FARM INCOMES in the ten new EU member states have rocketed, latest data from EU statistics agency Eurostat has revealed.

While overall income per agricultural worker in the EU-25 improved by just 3% during 2004, in the ten accession countries the increase came to 54%.

The Czech Republic topped the ranking with a massive 108% income gain, followed by Poland at 74%.

“These results are excellent news for European farmers, particularly in the new member states,” said agriculture commissioner Mariann Fischer Boel.

“They show that the concerns voiced by some in the lead-up to enlargement were unfounded.”

The main factors behind the increases were a sharp improvement in market conditions, accounting for around 60 % of the rise, and a boost in the level of public support, making up the rest.

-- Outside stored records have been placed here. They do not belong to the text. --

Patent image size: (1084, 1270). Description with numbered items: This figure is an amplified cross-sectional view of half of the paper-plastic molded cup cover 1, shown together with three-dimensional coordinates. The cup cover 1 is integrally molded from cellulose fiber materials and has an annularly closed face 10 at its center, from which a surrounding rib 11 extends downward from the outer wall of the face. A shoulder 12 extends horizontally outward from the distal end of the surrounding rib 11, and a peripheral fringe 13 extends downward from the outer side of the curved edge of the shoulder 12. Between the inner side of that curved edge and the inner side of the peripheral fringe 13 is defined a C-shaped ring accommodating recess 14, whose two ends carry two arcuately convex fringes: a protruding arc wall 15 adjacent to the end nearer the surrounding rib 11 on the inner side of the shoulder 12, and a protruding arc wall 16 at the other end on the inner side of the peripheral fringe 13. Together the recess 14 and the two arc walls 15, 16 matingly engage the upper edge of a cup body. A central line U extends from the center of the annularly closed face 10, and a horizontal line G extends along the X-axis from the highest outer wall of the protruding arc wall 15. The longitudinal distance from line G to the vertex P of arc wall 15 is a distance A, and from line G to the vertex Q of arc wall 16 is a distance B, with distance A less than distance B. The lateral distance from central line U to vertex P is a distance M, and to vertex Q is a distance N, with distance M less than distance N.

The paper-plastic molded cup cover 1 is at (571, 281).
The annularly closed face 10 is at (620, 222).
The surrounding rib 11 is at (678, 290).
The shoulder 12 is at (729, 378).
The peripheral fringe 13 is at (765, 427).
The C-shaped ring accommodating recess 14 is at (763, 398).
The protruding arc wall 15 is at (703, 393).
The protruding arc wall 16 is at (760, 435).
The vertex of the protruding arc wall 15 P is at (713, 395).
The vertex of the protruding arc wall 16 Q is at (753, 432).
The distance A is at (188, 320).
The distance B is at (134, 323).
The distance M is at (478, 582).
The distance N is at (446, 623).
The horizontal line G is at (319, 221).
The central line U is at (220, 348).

According to Eurostat, subsidies to farmers in the ten new member states increased by 244% to around €3bn (£2.1bn), including national top-ups.

Mrs Fischer Boel also expressed satisfaction that farm incomes had made some improvement in the EU-15, rising 0.8% in 2004.

“I‘m delighted that real farm income in the ‘old’ member states has returned to its long-term upward trend,” she said.

“I am certain that all EU farmers will be able to build on this success as the new CAP reforms come on stream.”

Of the EU-15 countries, the biggest income gains were posted by Germany (+17%) and Denmark (+12%).

The main factor contributing to the increase was the sharp rise in harvest output, notably for the cereal, oilseed, wine, olive oil and potato sectors.

Total volume of crop production rose by 12.5% which outweighed the decrease in real crop prices (-8.4%).

An increase in the real value of animal production was also recorded, in particular for pork and poultry, up 7% and 4% respectively.

These favorable developments more than offset the strong rise in total input costs linked to the sharp increase in oil prices.